6A–F. As shown in Fig. 6A, Ficoll gradient 1.077 was used to demonstrate a lower percentage of monocytes (10.2%) compared with the results from Ficoll gradients 1119 and 1077 (17.4%, Fig.

6B). Fig. 6C shows the PBMC profile from the culture plates on the fifth day of culture, which had substantial cell debris and 79% lymphocytes. In contrast, in Fig. 6D, where the lymphocytes were passed again in double Ficoll (1.119 and 1.077), the levels of lymphocytes were higher (91.7%). The percentage of lymphocyte purity using anti-CD4 or anti-CD8 antibodies and the Epacadostat mw sorting using magnetic column demonstrated high levels for CD4 (91.7%, Fig. 6E) and CD8 (92.7%, Fig. 6F) T-cell purification. The immune response against Leishmania sp. is highly dependent on the microbicidal action of macrophages, which, although the host target cells of this protozoan, have full capacity for antigen presentation and establishment of an effective response against the parasite ( Pinelli et al., 1999).
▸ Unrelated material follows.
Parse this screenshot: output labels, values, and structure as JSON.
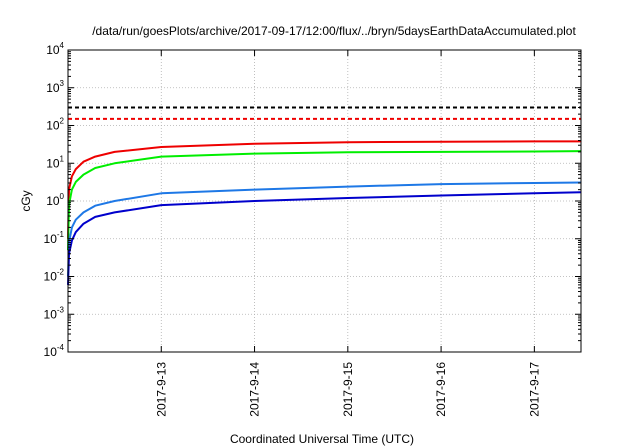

This methodology could be employed in immunogenic studies during testing of candidate vaccines against CVL. Thus, the microbicidal ability of antigen-specific CD4 or CD8 T cells co-cultured with Leishmania-infected

macrophages could be investigated in dogs during testing of vaccines or treatment strategies against CVL. Our results indicated that differentiated macrophages after 5 days of culture induced increases in both phagocytic and microbicidal activity (Fig. 1, Fig. 2 and Fig. 3). Moreover, only at this time point was it possible to selleck kinase inhibitor observe multinucleated giant cells and vacuolation of the cytoplasm. These results were encouraging for macrophages at this stage of maturation being satisfactory for application however in in vitro experiments using L. chagasi infection. Furthermore, the differentiation of peripheral blood monocytes into macrophages permits obtaining cells less invasively than puncture through the peritoneal compartment ( Zhang et al., 2008 and Sampaio et al., 2007). From the morphological point of view, the presence of multinucleated giant cells

from cell fusion in cultures of monocytes differentiated into macrophages is reported in humans. However, it is known that a variety of inflammatory conditions can generate these cells (Gerberding and Yoder, 1993). These cells were previously reported in canine macrophages in the 1970s, in the studies of Ho and Babiuk (1979), however, the cell fusion occurred only in cultures after 4 weeks. In addition, they proposed a virtually pure culture, after 10 days of culture, from which macrophages can be maintained for up to 2 months under in vitro conditions. However, it is noteworthy that the longer the duration of culture, the greater the chances of contamination by different microorganisms. Therefore, it would be helpful to standardize these cultures so that experiments could be performed more quickly. In this context, Goto-Koshino et al.